‘Tour de Moose’ rider visits
Published 8:26 pm Saturday, December 22, 2012
Douglas Warabak rolled up to Moose Lodge No. 141 on Turlington Road shortly before 5 p.m. Friday, just beating the sunset.
The former postal service worker had left Moose Lodge No. 757 in Williamsburg about eight hours earlier on his bicycle. On his “Going Coastal” tour, which he is also calling “Tour de Moose,” Warabak is cycling from Pennsylvania to Florida to raise money for the Moose organization’s senior retirement facility in Orange Park, Fla., where he’ll make a stop near the end of his journey.
Warabak has been a cycling enthusiast for several years. In February, he rode across Florida from the Atlantic to the Gulf of Mexico in three days.
That trip gave him the idea to try a perpendicular journey — from his home in Pennsylvania, where he is a member of Moose Lodge No. 1207 in West Pittston, to Florida.
“I’ve done marathons, triathlons, duathlons, and I’m just taking it up to the next level,” he said.
When talking about the trip with members of his lodge, one suggested he make the trip a fundraiser for Moosehaven, the retirement community in Florida for Moose members.
Warabak, a member of the Adventure Cycling Association, used that organization’s online resources to plan his route, which keeps him on secondary roads where cycling is allowed and puts him on dedicated bike paths wherever possible.
Then he pinpointed Moose lodges along the way, and he has relied on their hospitality for shower facilities, recharging his phone’s batteries and a place to pitch his tent.

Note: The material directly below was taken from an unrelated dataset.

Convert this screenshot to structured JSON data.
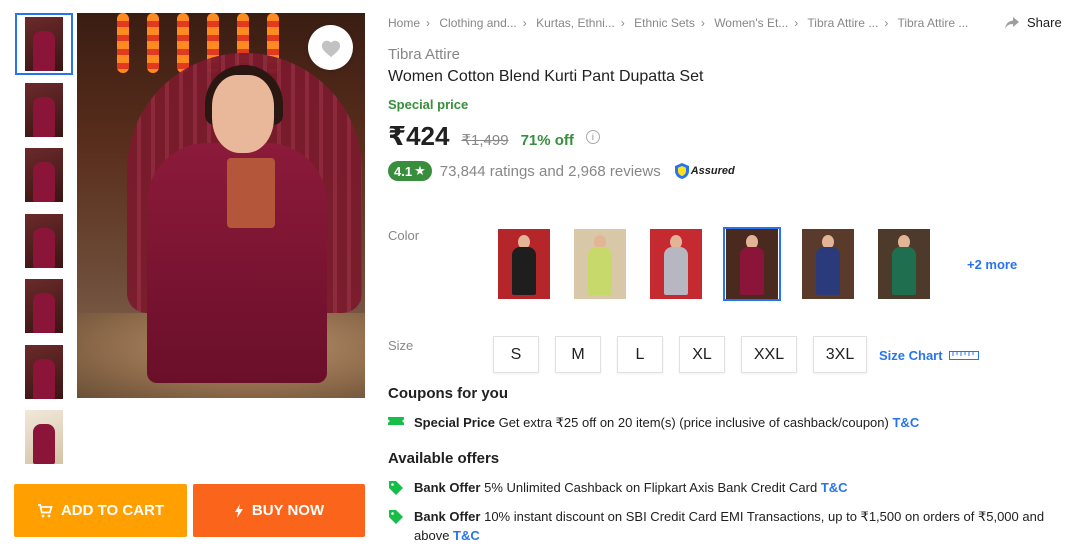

“The lodges have been really, really nice to me,” he said Friday after arriving in Suffolk. “They’ve been so gracious.”
The elements and other factors haven’t been so hospitable. He rode against the wind all day Friday, he said. He’s had six flat tires — including one in Suffolk before arriving at the Turlington Road lodge — and a broken spoke. He’s been chased by three dogs and has ridden in the rain. His longest journey in one day was 79 miles — about 12 hours of riding, including three hours of darkness.
“I had to make my next stop that I had accommodations,” he said.

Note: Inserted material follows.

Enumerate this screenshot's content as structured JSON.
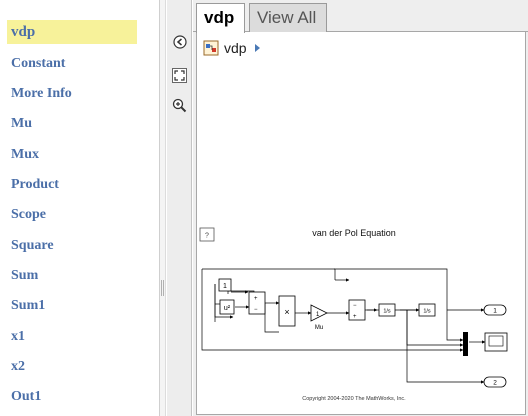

He estimates he’s raised about $800 or $900 so far, not including roughly $300 that the Suffolk lodge collected.
“I admire this guy for what he’s doing,” said Jesse Byrum, administrator of Lodge No. 141. “I wouldn’t want to do it.”
Warabak will be gone during the holidays. That wasn’t the original plan, but his start was delayed and some legs of the trip have taken longer than expected. He hopes to make it to his destination by Jan. 6 and collect about $1,300 by then — a dollar per mile.
“It’s not about me; it’s about Moosehaven,” he said. “Someday, maybe I’ll be at Moosehaven.”